Eine Müll-Anlage an der Costa Blanca verbreitet regelmäßig Gestank. © Rathaus El Campello

Seit nunmehr 13 Jahren verbreitet eine Müll-Anlage an der Costa Blanca bestialischen Gestank. Der Protest von Anwohnern aus El Campello und Maßnahmen der Behörden bleiben nutzlos.

El Campello – Die Anwohner der nördlichen Wohngebiete El Campellos haben die Nase gestrichen voll, im wahrsten Sinne des Wortes. Seit 13 Jahren leiden sie an der Costa Blanca unter dem bestialischen Gestank, den die 2009 eröffnete Müll-Verwertungsanlage Les Canyades verbreitet.
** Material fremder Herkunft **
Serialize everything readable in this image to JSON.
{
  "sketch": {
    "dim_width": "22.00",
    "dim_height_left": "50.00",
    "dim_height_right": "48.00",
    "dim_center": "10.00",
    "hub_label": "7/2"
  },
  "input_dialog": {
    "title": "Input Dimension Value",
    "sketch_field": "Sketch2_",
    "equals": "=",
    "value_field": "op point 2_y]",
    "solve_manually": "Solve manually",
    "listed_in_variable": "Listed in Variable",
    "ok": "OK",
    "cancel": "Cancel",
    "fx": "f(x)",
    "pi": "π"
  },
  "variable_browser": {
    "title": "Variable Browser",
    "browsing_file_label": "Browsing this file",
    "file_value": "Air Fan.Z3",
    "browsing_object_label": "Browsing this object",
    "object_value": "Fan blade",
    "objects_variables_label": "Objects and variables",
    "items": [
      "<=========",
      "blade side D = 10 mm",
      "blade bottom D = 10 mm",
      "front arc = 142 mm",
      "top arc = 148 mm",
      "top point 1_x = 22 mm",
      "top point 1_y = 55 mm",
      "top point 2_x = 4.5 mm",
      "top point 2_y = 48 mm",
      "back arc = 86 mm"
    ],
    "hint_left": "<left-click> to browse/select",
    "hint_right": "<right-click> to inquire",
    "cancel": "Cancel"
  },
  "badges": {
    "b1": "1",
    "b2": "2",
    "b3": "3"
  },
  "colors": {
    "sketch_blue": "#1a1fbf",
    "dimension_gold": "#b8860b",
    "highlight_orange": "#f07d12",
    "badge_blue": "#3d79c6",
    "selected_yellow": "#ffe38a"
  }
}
Allein im vergangenen Monat haben die Anwohner an die 100 Mal die Ortspolizei angerufen, um auf den unerträglichen Geruch nach Vergorenem aufmerksam zu machen. Dieser macht es ihnen unmöglich, bei offenem Fenster zu schlafen, denn der Gestank beginnt meistens in den frühen Morgenstunden.
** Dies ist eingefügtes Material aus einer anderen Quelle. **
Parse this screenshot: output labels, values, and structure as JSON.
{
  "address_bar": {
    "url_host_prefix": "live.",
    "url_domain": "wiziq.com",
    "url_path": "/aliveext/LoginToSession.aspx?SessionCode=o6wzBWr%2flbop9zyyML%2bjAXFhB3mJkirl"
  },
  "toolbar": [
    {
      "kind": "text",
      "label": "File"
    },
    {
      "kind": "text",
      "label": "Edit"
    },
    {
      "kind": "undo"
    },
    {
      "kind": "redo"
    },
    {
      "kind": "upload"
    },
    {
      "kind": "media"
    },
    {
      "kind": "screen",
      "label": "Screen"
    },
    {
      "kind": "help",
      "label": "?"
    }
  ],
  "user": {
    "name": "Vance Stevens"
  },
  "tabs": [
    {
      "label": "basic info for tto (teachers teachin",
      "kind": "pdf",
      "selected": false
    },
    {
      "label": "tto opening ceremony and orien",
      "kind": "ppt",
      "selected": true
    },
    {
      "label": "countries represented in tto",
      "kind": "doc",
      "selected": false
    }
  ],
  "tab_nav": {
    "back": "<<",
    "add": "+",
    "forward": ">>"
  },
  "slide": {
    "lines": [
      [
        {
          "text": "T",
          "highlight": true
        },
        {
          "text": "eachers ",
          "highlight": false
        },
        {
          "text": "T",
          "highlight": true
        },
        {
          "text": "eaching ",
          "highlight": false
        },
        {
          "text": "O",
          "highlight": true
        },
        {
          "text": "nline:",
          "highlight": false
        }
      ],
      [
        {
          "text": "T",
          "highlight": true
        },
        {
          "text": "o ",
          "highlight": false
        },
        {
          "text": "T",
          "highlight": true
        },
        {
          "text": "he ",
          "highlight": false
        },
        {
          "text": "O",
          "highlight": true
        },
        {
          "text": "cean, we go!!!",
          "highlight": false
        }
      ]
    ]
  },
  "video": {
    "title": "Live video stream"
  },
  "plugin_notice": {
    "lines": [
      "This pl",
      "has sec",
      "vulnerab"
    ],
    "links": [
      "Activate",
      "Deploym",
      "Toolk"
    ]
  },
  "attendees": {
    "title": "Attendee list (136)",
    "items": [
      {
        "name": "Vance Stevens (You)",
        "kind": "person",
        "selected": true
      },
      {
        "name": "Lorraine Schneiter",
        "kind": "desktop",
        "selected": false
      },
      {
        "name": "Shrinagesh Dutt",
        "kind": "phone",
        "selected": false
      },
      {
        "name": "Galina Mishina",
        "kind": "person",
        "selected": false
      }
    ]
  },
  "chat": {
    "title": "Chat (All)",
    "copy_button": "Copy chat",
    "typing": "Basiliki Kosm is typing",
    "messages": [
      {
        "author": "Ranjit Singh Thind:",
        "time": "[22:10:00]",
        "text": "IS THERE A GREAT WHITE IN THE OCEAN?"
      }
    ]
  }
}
Rund 100 Anwohner haben sich am 14. Mai – mal wieder – vor der verhassten Anlage eingefunden, um diesmal gleich deren komplette Schließung zu fordern. Denn alle Maßnahmen, die bisher ergriffen wurden, um das Gestank-Problem zu beheben, haben offensichtlich nichts gebracht. Und jedes Jahr im Sommer oder bei den derzeit ungewöhnlich hohen Mai-Temperaturen wird der Gestank schlimmer.
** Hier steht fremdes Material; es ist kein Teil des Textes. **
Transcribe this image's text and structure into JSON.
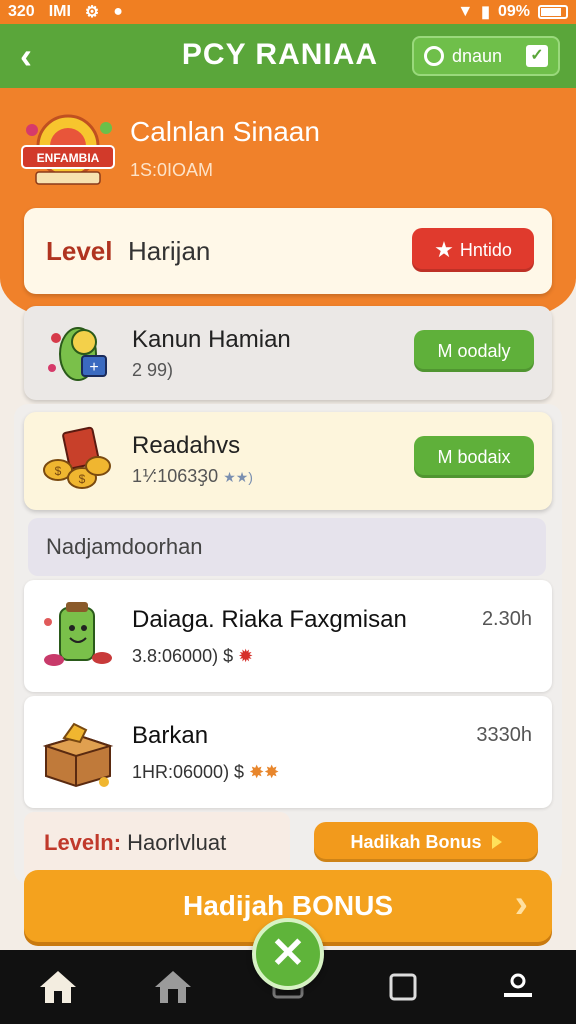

Costa Blanca: Gestank bringt Anwohner seit 13 Jahren schier um den Verstand

Die Geschichte der Müll-Anlage an der Costa Blanca ist eine Aneinanderreihung von Ignoranz, Versagen und Ohnmacht. Im Jahr 2017, nach bereits acht Jahren Beschwerden über den Gestank der Anlage, hatte die Landesregierung der Region Valencia atmosphärische Geruchs- und Schadstoffmessungen rund um Les Canyades durchführen lassen. In einem ausführlichen Powerpoint-Vortrag erklärte Enrique Mantilla von der mit der Studie beauftragten Stiftung Ceam (Centro de Estudios Ambientales del Mediterráneo) im Januar 2018 den Betroffenen in der Stadtbibliothek in El Campello Methodik und Ergebnisse der Messungen. Nach Erläuterungen zu Topografie und Windströmungen, auf deren Basis die Standorte der sechs Messgeräte ausgewählt wurden, stellte Mantilla das Ergebnis der beiden Messperioden – vom 4. bis 18. Juli und 13. bis 27. September 2017 – vor.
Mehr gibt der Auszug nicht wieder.